Pathogenic Humoral Autoimmunity in the Transition to Clinically Apparent Rheumatoid Arthritis
The origins of rheumatoid arthritis-related autoimmunity and how the process evolves early in the disease is the focus of research that will be presented by V. Michael Holers, MD, Head of the Division of Rheumatology at the University of Colorado School of Medicine.

“Initially, about 15 years ago, we began to evaluate the question of whether there were biomarkers or changes in the blood that one could see prior to the onset of clinically apparent arthritis,” Dr. Holers said. “That question followed research that was ongoing in other autoimmune diseases — type 1 diabetes in particular —where it was quite clear that there were blood biomarkers, specifically autoantibodies specific for this disease, that were present in the blood prior to the development of the clinical syndrome.”
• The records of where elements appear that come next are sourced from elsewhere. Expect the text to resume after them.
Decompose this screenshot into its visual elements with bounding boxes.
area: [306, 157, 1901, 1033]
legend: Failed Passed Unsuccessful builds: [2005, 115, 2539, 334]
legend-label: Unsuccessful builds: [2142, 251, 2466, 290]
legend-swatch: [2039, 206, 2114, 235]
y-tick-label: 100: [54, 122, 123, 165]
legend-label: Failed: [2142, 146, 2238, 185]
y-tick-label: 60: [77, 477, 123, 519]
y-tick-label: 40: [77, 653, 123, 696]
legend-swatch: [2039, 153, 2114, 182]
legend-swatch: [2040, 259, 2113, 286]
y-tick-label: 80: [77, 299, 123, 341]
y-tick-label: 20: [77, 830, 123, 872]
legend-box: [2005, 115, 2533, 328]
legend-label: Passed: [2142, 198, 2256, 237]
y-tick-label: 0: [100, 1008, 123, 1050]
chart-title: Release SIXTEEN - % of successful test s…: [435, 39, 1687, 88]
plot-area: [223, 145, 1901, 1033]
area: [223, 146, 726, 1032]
Dr. Holers and colleagues hypothesized that a similar process might be going on with RA and, in their initial studies, they were able to identify RA autoantibodies that appeared on average approximately 3-5 years prior to the development of arthritis, at which time the individuals appeared to be completely asymptomatic.
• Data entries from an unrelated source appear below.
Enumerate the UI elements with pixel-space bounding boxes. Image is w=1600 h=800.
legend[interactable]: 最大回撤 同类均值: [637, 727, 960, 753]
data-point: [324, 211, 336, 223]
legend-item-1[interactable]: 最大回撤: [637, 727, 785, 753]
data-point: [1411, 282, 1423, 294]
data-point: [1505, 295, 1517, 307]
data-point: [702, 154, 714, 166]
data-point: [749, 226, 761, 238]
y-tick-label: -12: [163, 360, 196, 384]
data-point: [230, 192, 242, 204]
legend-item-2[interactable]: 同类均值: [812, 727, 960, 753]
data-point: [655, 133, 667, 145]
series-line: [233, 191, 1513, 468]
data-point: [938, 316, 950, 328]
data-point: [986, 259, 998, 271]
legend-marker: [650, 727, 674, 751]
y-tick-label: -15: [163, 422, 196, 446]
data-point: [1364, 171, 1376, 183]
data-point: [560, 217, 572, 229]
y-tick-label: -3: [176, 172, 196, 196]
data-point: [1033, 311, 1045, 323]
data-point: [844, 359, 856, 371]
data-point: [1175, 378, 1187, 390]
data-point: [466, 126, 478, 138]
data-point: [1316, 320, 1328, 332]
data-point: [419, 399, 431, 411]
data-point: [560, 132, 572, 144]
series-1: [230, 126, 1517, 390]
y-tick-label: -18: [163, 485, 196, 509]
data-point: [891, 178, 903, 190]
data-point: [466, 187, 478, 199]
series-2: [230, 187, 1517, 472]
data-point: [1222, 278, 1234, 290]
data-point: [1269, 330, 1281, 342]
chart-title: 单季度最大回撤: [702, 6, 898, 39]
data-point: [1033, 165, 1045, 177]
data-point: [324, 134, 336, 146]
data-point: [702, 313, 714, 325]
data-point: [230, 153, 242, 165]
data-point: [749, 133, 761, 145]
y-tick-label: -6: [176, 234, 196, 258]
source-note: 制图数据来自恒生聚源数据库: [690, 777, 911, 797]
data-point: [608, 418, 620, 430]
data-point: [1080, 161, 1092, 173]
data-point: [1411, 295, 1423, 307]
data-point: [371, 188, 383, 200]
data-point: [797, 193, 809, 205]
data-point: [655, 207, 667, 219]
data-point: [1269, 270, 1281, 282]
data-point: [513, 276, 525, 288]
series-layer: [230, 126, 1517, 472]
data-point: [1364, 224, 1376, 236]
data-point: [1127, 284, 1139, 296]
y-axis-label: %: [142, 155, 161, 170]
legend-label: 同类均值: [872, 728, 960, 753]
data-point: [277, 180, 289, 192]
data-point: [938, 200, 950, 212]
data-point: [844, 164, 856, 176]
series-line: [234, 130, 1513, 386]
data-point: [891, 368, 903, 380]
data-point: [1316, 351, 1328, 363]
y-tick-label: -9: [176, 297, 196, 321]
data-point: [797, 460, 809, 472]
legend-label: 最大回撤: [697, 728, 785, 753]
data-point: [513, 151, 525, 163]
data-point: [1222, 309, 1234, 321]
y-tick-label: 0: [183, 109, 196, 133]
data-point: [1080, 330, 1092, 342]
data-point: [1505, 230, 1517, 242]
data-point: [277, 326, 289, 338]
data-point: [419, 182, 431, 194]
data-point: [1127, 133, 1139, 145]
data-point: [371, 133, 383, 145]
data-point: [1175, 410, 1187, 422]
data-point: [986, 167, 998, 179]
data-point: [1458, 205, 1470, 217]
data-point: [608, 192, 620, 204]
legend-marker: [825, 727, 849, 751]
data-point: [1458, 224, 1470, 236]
“We knew that these individuals had signs of systemic inflammation in blood biomarkers and that they had autoantibodies that had characteristics of pathogenic antibodies, not just false positive tests, but real disease-associated antibodies,” he said. “So we went looking and we found that a substantial number of these individuals had asymptomatic inflammation in the lung. We then went on to see that, in some instances, they were making autoantibodies in the lung when we couldn’t even find the antibodies in the blood yet.”

They are now looking at the antibodies in the blood and trying to determine what characteristics of those antibodies might change over time as an individual progresses from an asymptomatic state to having rheumatoid arthritis.

“We have been able to identify the development of new types of antibodies, as well as changes in the physical characteristics of those antibodies, that allowed them to better engage immune effector systems,” Dr. Holers said.

Further, they identified complement activation fragments, the presence of which indicates antibodies actually working and inducing inflammation, he said.

“I think we need to continue to work very hard to understand how the antibodies change over time and what causes them to be more pathogenic,” Dr. Holers said. “If we can understand that process, we can work to develop strategies to stop that from occurring.”